Journal of Immunology | 2010
Heather I. Fraser; Calliope A. Dendrou; Barry Healy; Daniel B. Rainbow; Sarah Howlett; Luc J. Smink; Simon G. Gregory; Charles A. Steward; John A. Todd; Laurence B. Peterson; Linda S. Wicker
We have used the public sequencing and annotation of the mouse genome to delimit the previously resolved type 1 diabetes (T1D) insulin-dependent diabetes (Idd)18 interval to a region on chromosome 3 that includes the immunologically relevant candidate gene, Vav3. To test the candidacy of Vav3, we developed a novel congenic strain that enabled the resolution of Idd18 to a 604-kb interval, designated Idd18.1, which contains only two annotated genes: the complete sequence of Vav3 and the last exon of the gene encoding NETRIN G1, Ntng1. Targeted sequencing of Idd18.1 in the NOD mouse strain revealed that allelic variation between NOD and C57BL/6J (B6) occurs in noncoding regions with 138 single nucleotide polymorphisms concentrated in the introns between exons 20 and 27 and immediately after the 3′ untranslated region.

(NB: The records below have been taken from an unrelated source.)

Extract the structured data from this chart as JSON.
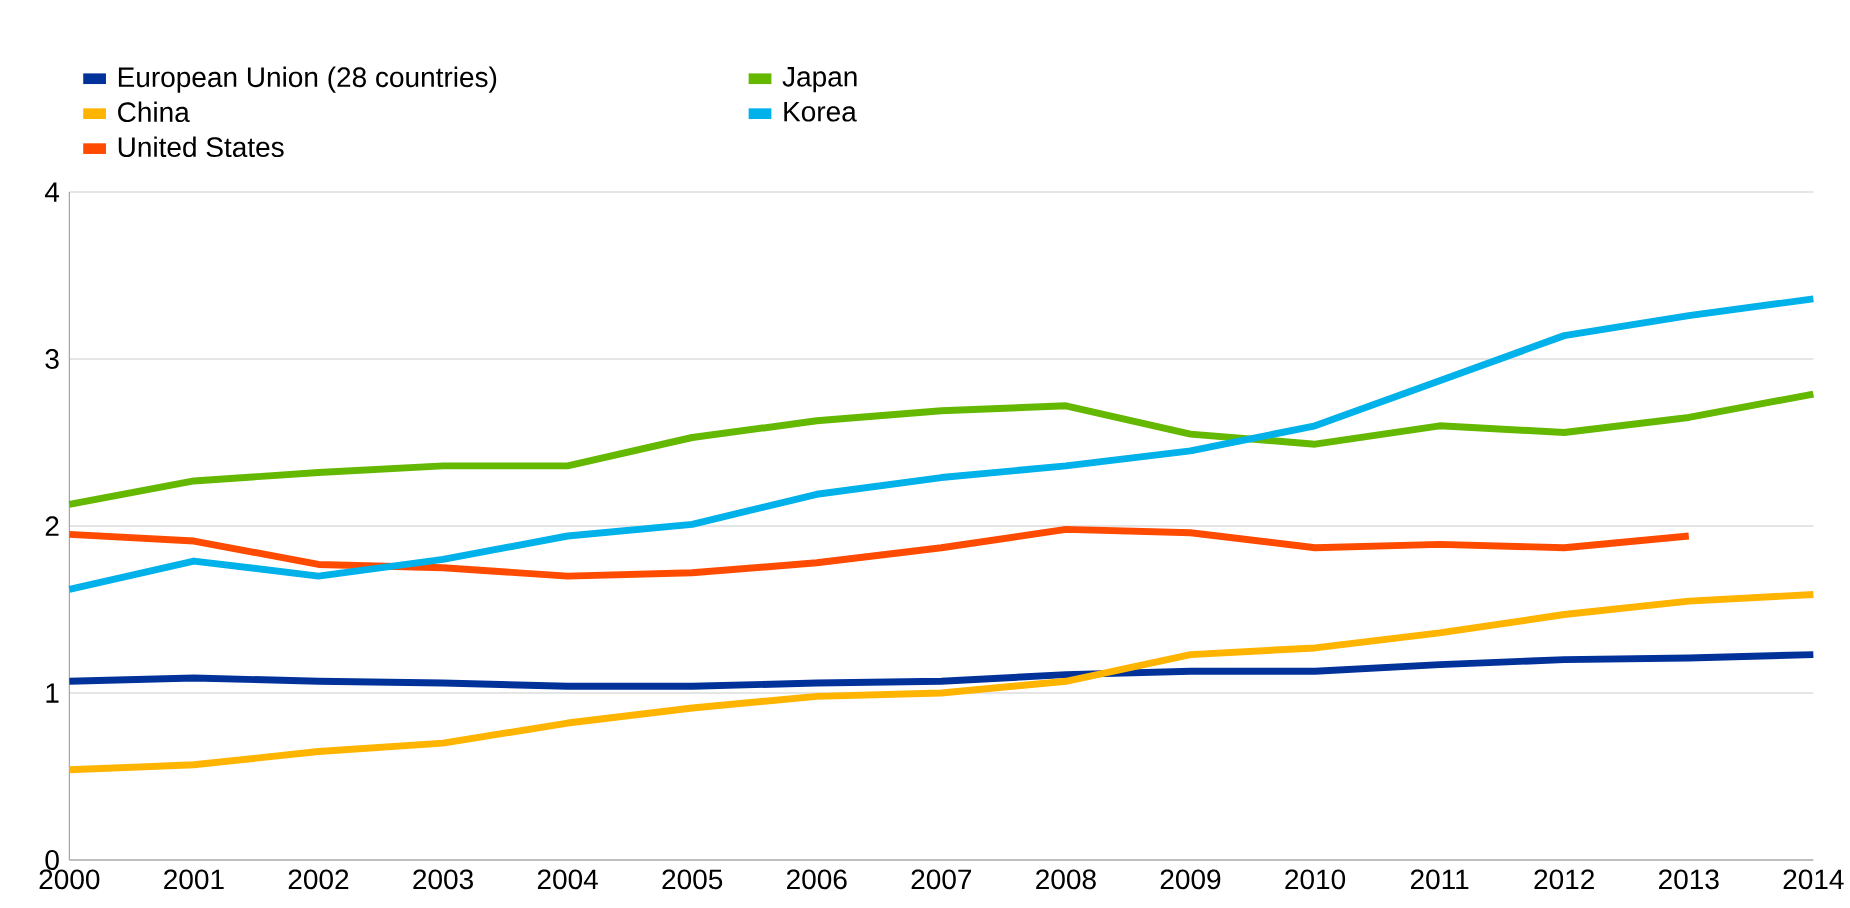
{
  "chart_data": {
    "type": "line",
    "x": [
      2000,
      2001,
      2002,
      2003,
      2004,
      2005,
      2006,
      2007,
      2008,
      2009,
      2010,
      2011,
      2012,
      2013,
      2014
    ],
    "series": [
      {
        "name": "European Union (28 countries)",
        "color": "#003299",
        "values": [
          1.07,
          1.09,
          1.07,
          1.06,
          1.04,
          1.04,
          1.06,
          1.07,
          1.11,
          1.13,
          1.13,
          1.17,
          1.2,
          1.21,
          1.23
        ]
      },
      {
        "name": "China",
        "color": "#ffb400",
        "values": [
          0.54,
          0.57,
          0.65,
          0.7,
          0.82,
          0.91,
          0.98,
          1.0,
          1.07,
          1.23,
          1.27,
          1.36,
          1.47,
          1.55,
          1.59
        ]
      },
      {
        "name": "United States",
        "color": "#ff4b00",
        "values": [
          1.95,
          1.91,
          1.77,
          1.75,
          1.7,
          1.72,
          1.78,
          1.87,
          1.98,
          1.96,
          1.87,
          1.89,
          1.87,
          1.94,
          null
        ]
      },
      {
        "name": "Japan",
        "color": "#65b800",
        "values": [
          2.13,
          2.27,
          2.32,
          2.36,
          2.36,
          2.53,
          2.63,
          2.69,
          2.72,
          2.55,
          2.49,
          2.6,
          2.56,
          2.65,
          2.79
        ]
      },
      {
        "name": "Korea",
        "color": "#00b1ea",
        "values": [
          1.62,
          1.79,
          1.7,
          1.8,
          1.94,
          2.01,
          2.19,
          2.29,
          2.36,
          2.45,
          2.6,
          2.87,
          3.14,
          3.26,
          3.36
        ]
      }
    ],
    "xlim": [
      2000,
      2014
    ],
    "xticks": [
      2000,
      2001,
      2002,
      2003,
      2004,
      2005,
      2006,
      2007,
      2008,
      2009,
      2010,
      2011,
      2012,
      2013,
      2014
    ],
    "ylim": [
      0,
      4
    ],
    "yticks": [
      0,
      1,
      2,
      3,
      4
    ],
    "grid": "y",
    "legend": "top left",
    "marker": "none",
    "line_style": "solid"
  }
}
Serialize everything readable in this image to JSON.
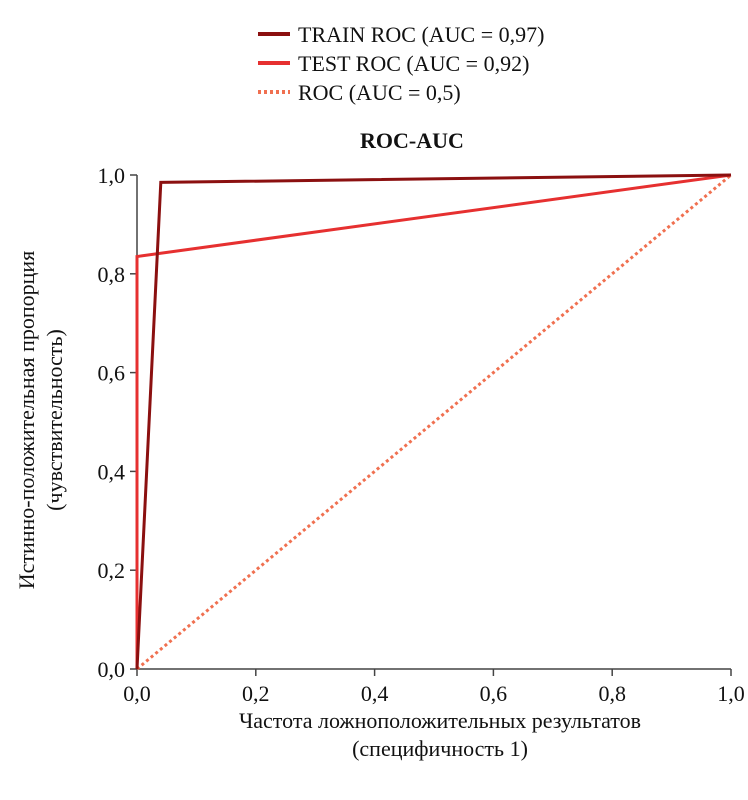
{
  "chart_data": {
    "type": "line",
    "title": "ROC-AUC",
    "xlabel": [
      "Частота ложноположительных результатов",
      "(специфичность 1)"
    ],
    "ylabel": [
      "Истинно-положительная пропорция",
      "(чувствительность)"
    ],
    "xlim": [
      0,
      1
    ],
    "ylim": [
      0,
      1
    ],
    "x_ticks": [
      0,
      0.2,
      0.4,
      0.6,
      0.8,
      1.0
    ],
    "y_ticks": [
      0,
      0.2,
      0.4,
      0.6,
      0.8,
      1.0
    ],
    "x_tick_labels": [
      "0,0",
      "0,2",
      "0,4",
      "0,6",
      "0,8",
      "1,0"
    ],
    "y_tick_labels": [
      "0,0",
      "0,2",
      "0,4",
      "0,6",
      "0,8",
      "1,0"
    ],
    "grid": false,
    "legend_position": "top",
    "series": [
      {
        "name": "TRAIN ROC (AUC = 0,97)",
        "color": "#8b1010",
        "style": "solid",
        "x": [
          0,
          0.04,
          1.0
        ],
        "y": [
          0,
          0.985,
          1.0
        ]
      },
      {
        "name": "TEST ROC (AUC = 0,92)",
        "color": "#e63030",
        "style": "solid",
        "x": [
          0,
          0,
          1.0
        ],
        "y": [
          0,
          0.835,
          1.0
        ]
      },
      {
        "name": "ROC (AUC = 0,5)",
        "color": "#f07050",
        "style": "dotted",
        "x": [
          0,
          1.0
        ],
        "y": [
          0,
          1.0
        ]
      }
    ]
  }
}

We observed differential expression of VAV3 RNA transcripts in thymocytes when comparing congenic mouse strains with B6 or NOD alleles at Idd18.1. The T1D protection associated with B6 alleles of Idd18.1/Vav3 requires the presence of B6 protective alleles at Idd3, which are correlated with increased IL-2 production and regulatory T cell function. In the absence of B6 protective alleles at Idd3, we detected a second T1D protective B6 locus, Idd18.3, which is closely linked to, but distinct from, Idd18.1. Therefore, genetic mapping, sequencing, and gene expression evidence indicate that alteration of VAV3 expression is an etiological factor in the development of autoimmune β-cell destruction in NOD mice. This study also demonstrates that a congenic strain mapping approach can isolate closely linked susceptibility genes.
Journal of Immunology | 2011
Daniel B. Rainbow; Carolyn Moule; Heather I. Fraser; Jan Clark; Sarah Howlett; Oliver Burren; Mikkel Christensen; Val Moody; Charles A. Steward; Javid P. Mohammed; Michael E. Fusakio; Emma L. Masteller; Erik B. Finger; J. P. Houchins; Dieter Naf; Frank Koentgen; William M. Ridgway; John A. Todd; Jeffrey A. Bluestone; Laurence B. Peterson; Jochen Mattner; Linda S. Wicker
We have previously proposed that sequence variation of the CD101 gene between NOD and C57BL/6 mice accounts for the protection from type 1 diabetes (T1D) provided by the insulin-dependent diabetes susceptibility region 10 (Idd10), a <1 Mb region on mouse chromosome 3. In this study, we provide further support for the hypothesis that Cd101 is Idd10 using haplotype and expression analyses of novel Idd10 congenic strains coupled to the development of a CD101 knockout mouse. Susceptibility to T1D was correlated with genotype-dependent CD101 expression on multiple cell subsets, including Foxp3+ regulatory CD4+ T cells, CD11c+ dendritic cells, and Gr1+ myeloid cells. The correlation of CD101 expression on immune cells from four independent Idd10 haplotypes with the development of T1D supports the identity of Cd101 as Idd10. Because CD101 has been associated with regulatory T and Ag presentation cell functions, our results provide a further link between immune regulation and susceptibility to T1D.